Figure 4. Replication rates were determined for Candidate Phyla Radiation (CPR) and human microbiome-associated organisms

iRep values were measured and compared across studies (a; MW = Mann-Whitney, n = number of measured replication rates), and compared based on taxonomic affiliation (b).

Figure 5. Elevated replication rates are associated with antibiotic administration and were detected prior to onset of necrotizing enterocolitis (NEC) in premature infants

iRep distributions were compared (a) between samples collected during or within five days after antibiotic administration and samples from other time points, and (b) between samples collected from NEC and control infants. (c–d) Comparison of iRep values measured for different species (c) and genera (d) sampled from NEC and control infants (shown are taxa with ≥5 observations from either group). (e) iRep for the fastest growing organism observed for each control infant, and for the fastest growing organism from each day of life (DOL) sampled for each NEC infant, reported relative to NEC diagnosis. High replication rates for members of the genus Clostridium were detected in infants surveyed prior to NEC diagnosis.
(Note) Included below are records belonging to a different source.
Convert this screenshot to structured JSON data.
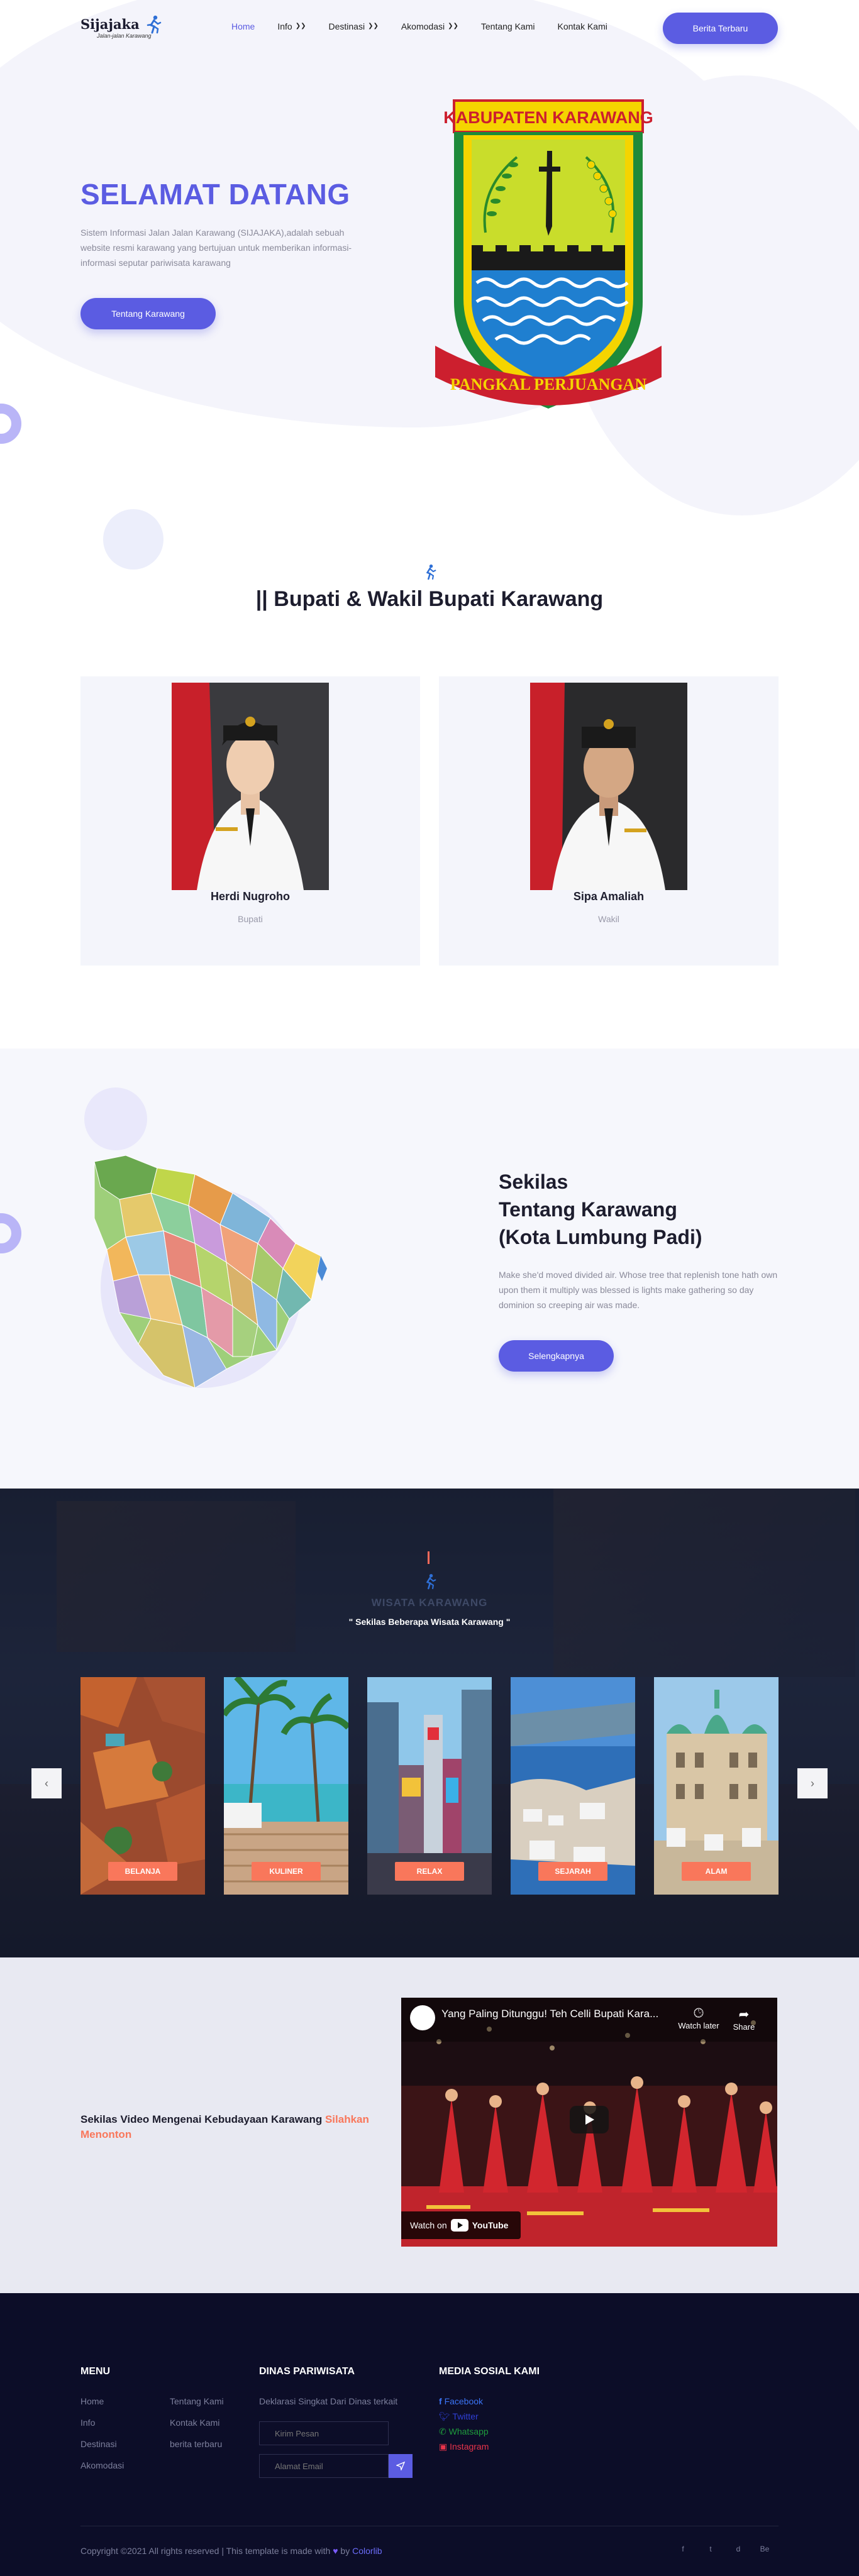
{
  "header": {
    "logo_text": "Sijajaka",
    "logo_sub": "Jalan-jalan Karawang",
    "nav": [
      {
        "label": "Home",
        "active": true,
        "dropdown": false
      },
      {
        "label": "Info",
        "active": false,
        "dropdown": true
      },
      {
        "label": "Destinasi",
        "active": false,
        "dropdown": true
      },
      {
        "label": "Akomodasi",
        "active": false,
        "dropdown": true
      },
      {
        "label": "Tentang Kami",
        "active": false,
        "dropdown": false
      },
      {
        "label": "Kontak Kami",
        "active": false,
        "dropdown": false
      }
    ],
    "cta": "Berita Terbaru"
  },
  "hero": {
    "title": "SELAMAT DATANG",
    "description": "Sistem Informasi Jalan Jalan Karawang (SIJAJAKA),adalah sebuah website resmi karawang yang bertujuan untuk memberikan informasi-informasi seputar pariwisata karawang",
    "button": "Tentang Karawang",
    "emblem_top": "KABUPATEN KARAWANG",
    "emblem_bottom": "PANGKAL PERJUANGAN"
  },
  "bupati": {
    "title": "|| Bupati & Wakil Bupati Karawang",
    "people": [
      {
        "name": "Herdi Nugroho",
        "role": "Bupati"
      },
      {
        "name": "Sipa Amaliah",
        "role": "Wakil"
      }
    ]
  },
  "about": {
    "title_line1": "Sekilas",
    "title_line2": "Tentang Karawang",
    "title_line3": "(Kota Lumbung Padi)",
    "description": "Make she'd moved divided air. Whose tree that replenish tone hath own upon them it multiply was blessed is lights make gathering so day dominion so creeping air was made.",
    "button": "Selengkapnya"
  },
  "wisata": {
    "label": "WISATA KARAWANG",
    "subtitle": "\" Sekilas Beberapa Wisata Karawang \"",
    "prev": "‹",
    "next": "›",
    "slides": [
      {
        "label": "BELANJA"
      },
      {
        "label": "KULINER"
      },
      {
        "label": "RELAX"
      },
      {
        "label": "SEJARAH"
      },
      {
        "label": "ALAM"
      }
    ]
  },
  "video": {
    "text": "Sekilas Video Mengenai Kebudayaan Karawang",
    "highlight": "Silahkan Menonton",
    "video_title": "Yang Paling Ditunggu! Teh Celli Bupati Kara...",
    "watch_later": "Watch later",
    "share": "Share",
    "watch_on": "Watch on",
    "youtube": "YouTube"
  },
  "footer": {
    "menu_title": "MENU",
    "menu_col1": [
      "Home",
      "Info",
      "Destinasi",
      "Akomodasi"
    ],
    "menu_col2": [
      "Tentang Kami",
      "Kontak Kami",
      "berita terbaru"
    ],
    "dinas_title": "DINAS PARIWISATA",
    "dinas_desc": "Deklarasi Singkat Dari Dinas terkait",
    "input1_placeholder": "Kirim Pesan",
    "input2_placeholder": "Alamat Email",
    "social_title": "MEDIA SOSIAL KAMI",
    "social": [
      {
        "label": "Facebook",
        "color": "#3b74f5"
      },
      {
        "label": "Twitter",
        "color": "#2f3fd6"
      },
      {
        "label": "Whatsapp",
        "color": "#1e9c3c"
      },
      {
        "label": "Instagram",
        "color": "#e8334a"
      }
    ],
    "copyright": "Copyright ©2021 All rights reserved | This template is made with",
    "by": "by",
    "brand": "Colorlib",
    "icons": [
      "f",
      "t",
      "d",
      "Be"
    ]
  },
  "colors": {
    "accent": "#5b5ce2",
    "orange": "#f9775b",
    "footer_bg": "#0c0d28"
  }
}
Figure 6. Absolute abundance (bars, left axis) and iRep (scatter plot, right axis) values for bacteria associated with two premature infants

The five days following antibiotic administration are indicated using a color gradient. (a) Exponential growth was determined by regression to K. oxytoca absolute abundance values. (b) Infant 2 was diagnosed with two cases of necrotizing enterocolitis (NEC) during the study period.